In assessing whether the application should be rejected as regards the first and second applicants for failure to exhaust domestic remedies, the Court attaches particular importance to the fact that the Athens Administrative Court of Appeal and the Supreme Administrative Court found against the third and fourth applicants. The Court considers that when an application is lodged before it by a number of applicants, it may examine the entire application despite the fact that only some of them have exhausted domestic remedies (application no. 9905/82, dec. 15.03.84, D.R. 36, p. 187). As the complaints of all of the four applicants are essentially the same, the Court concludes that the first and second applicants may be absolved from the obligation to comply with the requirement of Article 35 § 1 of the Convention, as regards that particular remedy, challenging the legality of Order No. 203/1986 and the increase in capital of Heracles , given the lack of any realistic prospects of success.

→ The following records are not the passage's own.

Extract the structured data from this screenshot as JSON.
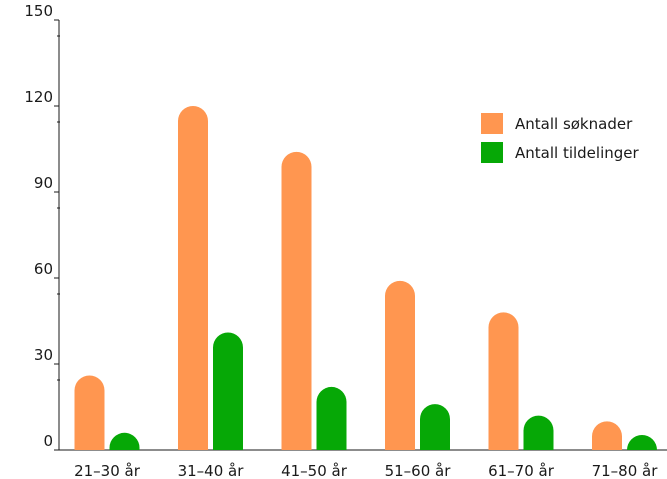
{
  "chart_data": {
    "type": "bar",
    "categories": [
      "21–30 år",
      "31–40 år",
      "41–50 år",
      "51–60 år",
      "61–70 år",
      "71–80 år"
    ],
    "series": [
      {
        "name": "Antall søknader",
        "color": "#FF9650",
        "values": [
          26,
          120,
          104,
          59,
          48,
          10
        ]
      },
      {
        "name": "Antall tildelinger",
        "color": "#06A806",
        "values": [
          6,
          41,
          22,
          16,
          12,
          4
        ]
      }
    ],
    "ylim": [
      0,
      150
    ],
    "yticks": [
      0,
      30,
      60,
      90,
      120,
      150
    ],
    "ytick_labels": [
      "0",
      "30",
      "60",
      "90",
      "120",
      "150"
    ],
    "legend_position": "right",
    "grid": false,
    "title": "",
    "xlabel": "",
    "ylabel": ""
  }
}
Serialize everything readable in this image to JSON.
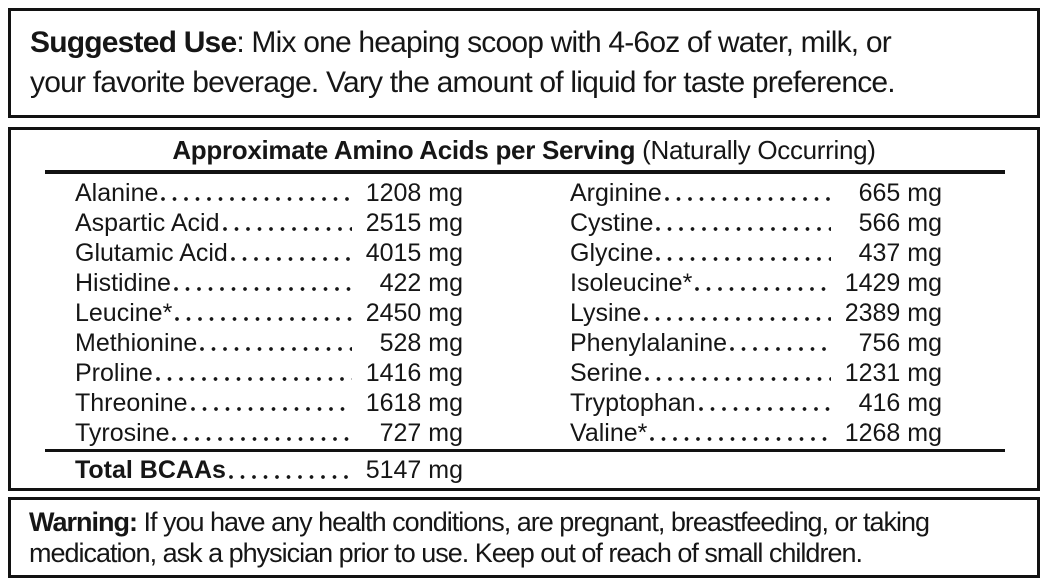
{
  "colors": {
    "ink": "#161616",
    "border": "#121212",
    "background": "#ffffff"
  },
  "suggested_use": {
    "label": "Suggested Use",
    "line1": ": Mix one heaping scoop with 4-6oz of water, milk, or",
    "line2": "your favorite beverage. Vary the amount of liquid for taste preference."
  },
  "amino_table": {
    "title_bold": "Approximate Amino Acids per Serving",
    "title_regular": " (Naturally Occurring)",
    "left_rows": [
      {
        "name": "Alanine",
        "value": "1208 mg"
      },
      {
        "name": "Aspartic Acid",
        "value": "2515 mg"
      },
      {
        "name": "Glutamic Acid",
        "value": "4015 mg"
      },
      {
        "name": "Histidine",
        "value": "422 mg"
      },
      {
        "name": "Leucine*",
        "value": "2450 mg"
      },
      {
        "name": "Methionine",
        "value": "528 mg"
      },
      {
        "name": "Proline",
        "value": "1416 mg"
      },
      {
        "name": "Threonine",
        "value": "1618 mg"
      },
      {
        "name": "Tyrosine",
        "value": "727 mg"
      }
    ],
    "right_rows": [
      {
        "name": "Arginine",
        "value": "665 mg"
      },
      {
        "name": "Cystine",
        "value": "566 mg"
      },
      {
        "name": "Glycine",
        "value": "437 mg"
      },
      {
        "name": "Isoleucine*",
        "value": "1429 mg"
      },
      {
        "name": "Lysine",
        "value": "2389 mg"
      },
      {
        "name": "Phenylalanine",
        "value": "756 mg"
      },
      {
        "name": "Serine",
        "value": "1231 mg"
      },
      {
        "name": "Tryptophan",
        "value": "416 mg"
      },
      {
        "name": "Valine*",
        "value": "1268 mg"
      }
    ],
    "total": {
      "label": "Total BCAAs",
      "value": "5147 mg"
    }
  },
  "warning": {
    "label": "Warning:",
    "line1": " If you have any health conditions, are pregnant, breastfeeding, or taking",
    "line2": "medication, ask a physician prior to use. Keep out of reach of small children."
  }
}
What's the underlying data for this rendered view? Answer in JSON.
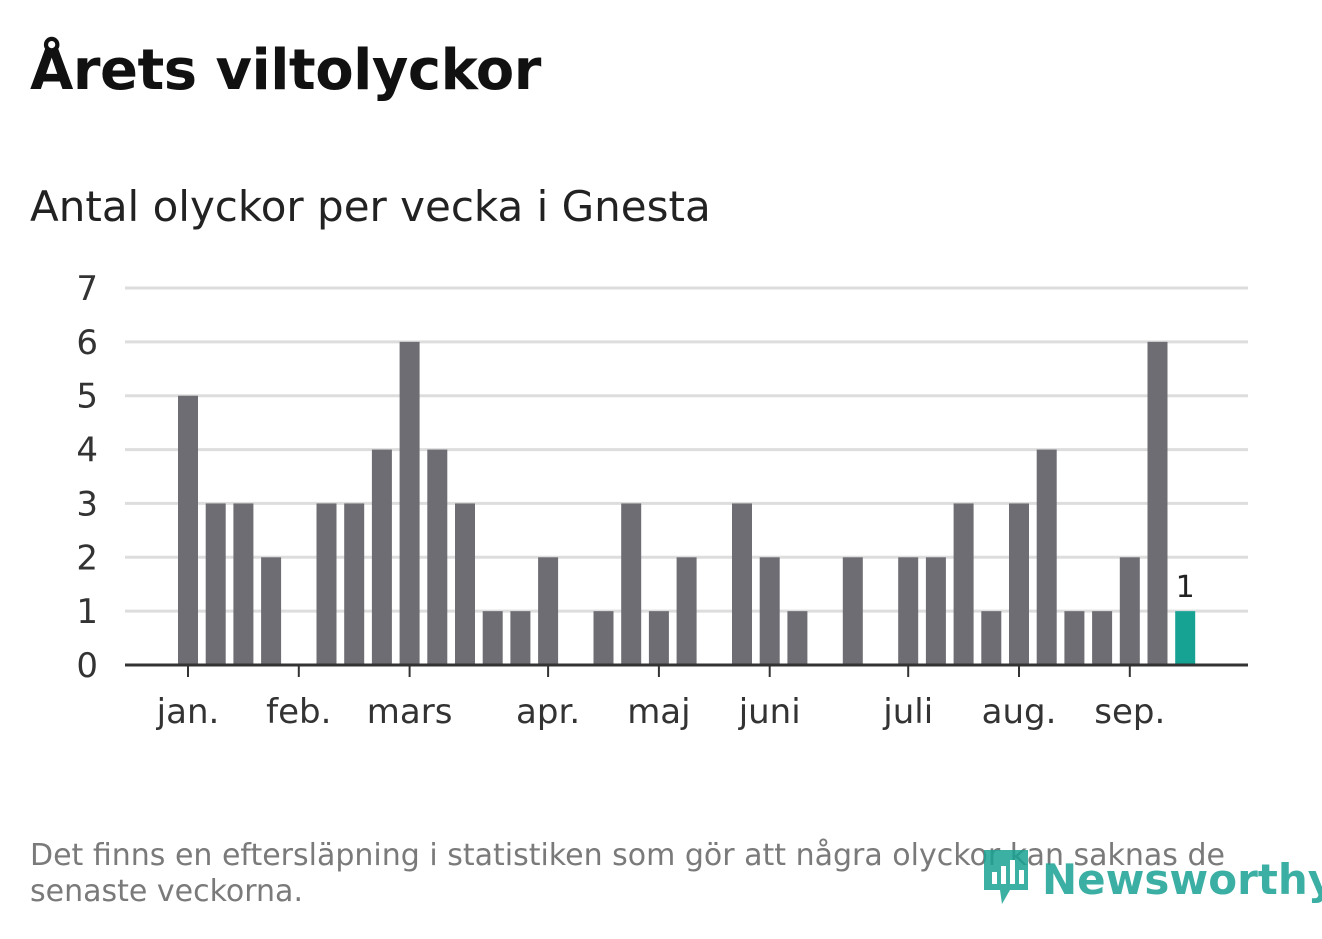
{
  "title": "Årets viltolyckor",
  "subtitle": "Antal olyckor per vecka i Gnesta",
  "footnote": "Det finns en eftersläpning i statistiken som gör att några olyckor kan saknas de senaste veckorna.",
  "brand": {
    "name": "Newsworthy",
    "icon": "newsworthy-logo-icon",
    "color": "#19a293"
  },
  "chart_data": {
    "type": "bar",
    "x": [
      1,
      2,
      3,
      4,
      5,
      6,
      7,
      8,
      9,
      10,
      11,
      12,
      13,
      14,
      15,
      16,
      17,
      18,
      19,
      20,
      21,
      22,
      23,
      24,
      25,
      26,
      27,
      28,
      29,
      30,
      31,
      32,
      33,
      34,
      35,
      36,
      37
    ],
    "values": [
      5,
      3,
      3,
      2,
      0,
      3,
      3,
      4,
      6,
      4,
      3,
      1,
      1,
      2,
      0,
      1,
      3,
      1,
      2,
      0,
      3,
      2,
      1,
      0,
      2,
      0,
      2,
      2,
      3,
      1,
      3,
      4,
      1,
      1,
      2,
      6,
      1
    ],
    "highlight_index": 36,
    "highlight_label": "1",
    "bar_color": "#6e6d73",
    "highlight_color": "#16a394",
    "ylim": [
      0,
      7
    ],
    "yticks": [
      "0",
      "1",
      "2",
      "3",
      "4",
      "5",
      "6",
      "7"
    ],
    "xticks": [
      {
        "label": "jan.",
        "week": 1
      },
      {
        "label": "feb.",
        "week": 5
      },
      {
        "label": "mars",
        "week": 9
      },
      {
        "label": "apr.",
        "week": 14
      },
      {
        "label": "maj",
        "week": 18
      },
      {
        "label": "juni",
        "week": 22
      },
      {
        "label": "juli",
        "week": 27
      },
      {
        "label": "aug.",
        "week": 31
      },
      {
        "label": "sep.",
        "week": 35
      }
    ],
    "grid": true,
    "xlabel": "",
    "ylabel": ""
  }
}
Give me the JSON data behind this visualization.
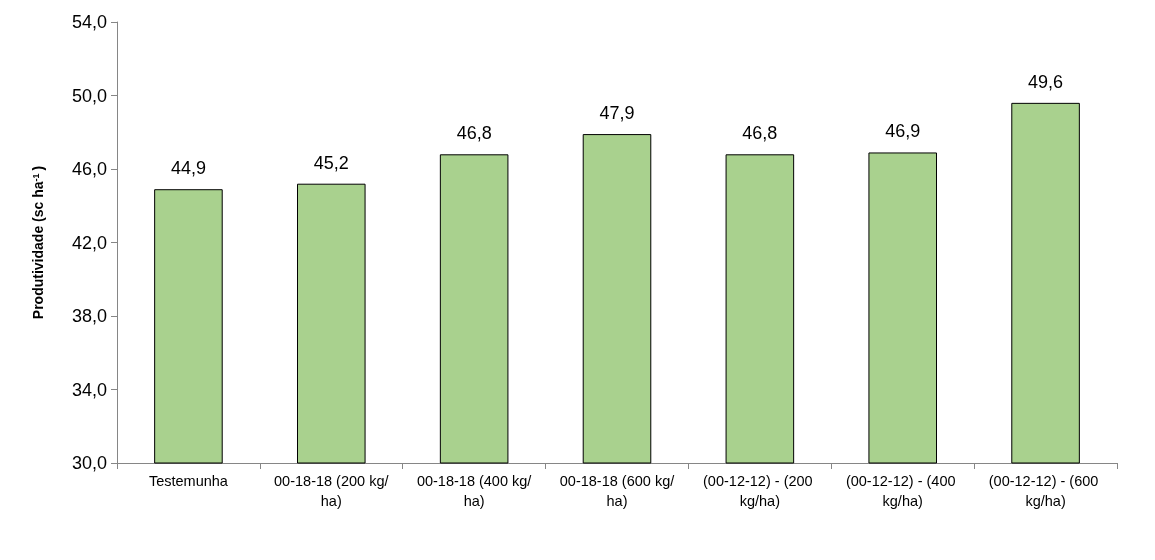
{
  "chart_data": {
    "type": "bar",
    "ylabel": "Produtividade (sc ha$^{-1}$)",
    "categories": [
      "Testemunha",
      "00-18-18 (200 kg/ha)",
      "00-18-18 (400 kg/ha)",
      "00-18-18 (600 kg/ha)",
      "(00-12-12) - (200 kg/ha)",
      "(00-12-12) - (400 kg/ha)",
      "(00-12-12) - (600 kg/ha)"
    ],
    "values": [
      44.9,
      45.2,
      46.8,
      47.9,
      46.8,
      46.9,
      49.6
    ],
    "color": "#a9d18e",
    "ylim": [
      30,
      54
    ],
    "yticks": [
      {
        "value": 30,
        "label": "30,0"
      },
      {
        "value": 34,
        "label": "34,0"
      },
      {
        "value": 38,
        "label": "38,0"
      },
      {
        "value": 42,
        "label": "42,0"
      },
      {
        "value": 46,
        "label": "46,0"
      },
      {
        "value": 50,
        "label": "50,0"
      },
      {
        "value": 54,
        "label": "54,0"
      }
    ],
    "value_labels": [
      "44,9",
      "45,2",
      "46,8",
      "47,9",
      "46,8",
      "46,9",
      "49,6"
    ],
    "grid": false
  }
}
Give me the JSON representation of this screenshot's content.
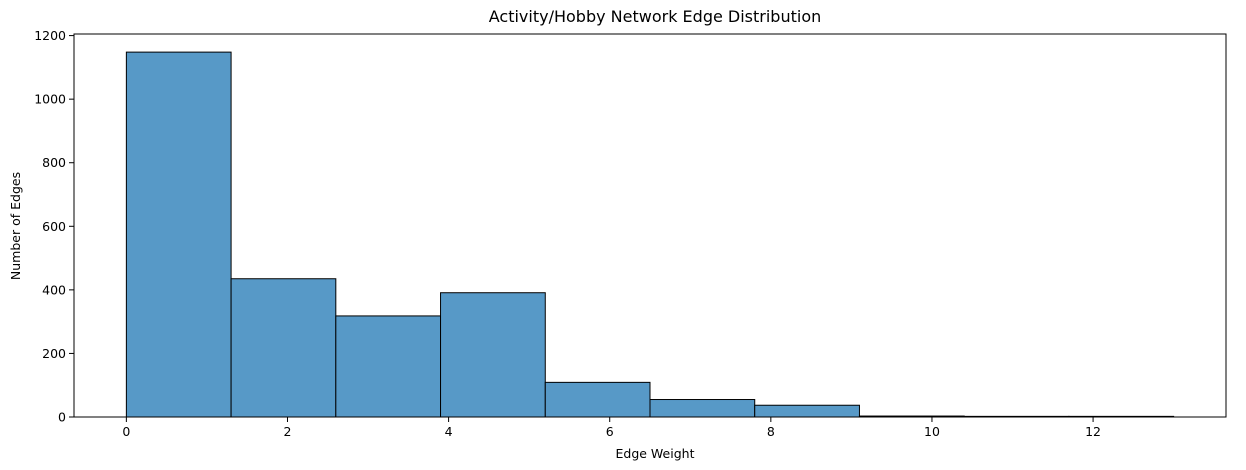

However, the Court notes that the circumstances of the present case and the complaints raised by the applicants are quite similar to those in the case of Kefalas and Others v. Greece (judgment of 8 June 1995, Series A no. 318-A). In that case, the applicants had not only challenged the Ministerial Order subjecting their company to the provisions of Law No. 1386/1983 as well as the various increases and reduction of capital, but they had also brought actions against the OAE and the State seeking compensation for the damage allegedly caused them by the OAE’s management of the company and by the unlawful increases in capital. These actions were founded on the Civil Code provisions of the State’s liability in tort and unjust enrichment. In deciding the admissibility of the application, the European Commission of Human Rights considered, regarding the applicants’ complaint under Article 1 of Protocol No. 1, that these actions for damages constituted effective remedies, in particular in view of the judgment of the Court of Justice of the European Communities of 30 May 1991 (see the part “Relevant domestic law and practice”). However, as these actions were still pending before the Greek courts, the Commission decided to declare the complaint inadmissible for non exhaustion of domestic remedies.

In the present case, none of the present applicants attempted to bring such actions for damages before the competent courts.

In these circumstances, the Court finds that the applicants have not exhausted domestic remedies as required by Article 35 § 1 of the Convention. The Court concludes that the application must be rejected in accordance with Article 35 § 4 of the Convention.

For these reasons, the Court, unanimously,

DECIDES TO JOIN the applications;

DECLARES THE APPLICATIONS INADMISSIBLE .

S. Dollé M. Fischbach Registrar President

[Note1] In your reasoning specify: Complaint / Article of the Convention [/ Succinct summary of Government’s submissions / Succinct summary of applicant’s submissions in communicated case] / Court’s [Commission’s] case-law, if any / Application of case-law to facts of particular case or considerations for specific facts of case.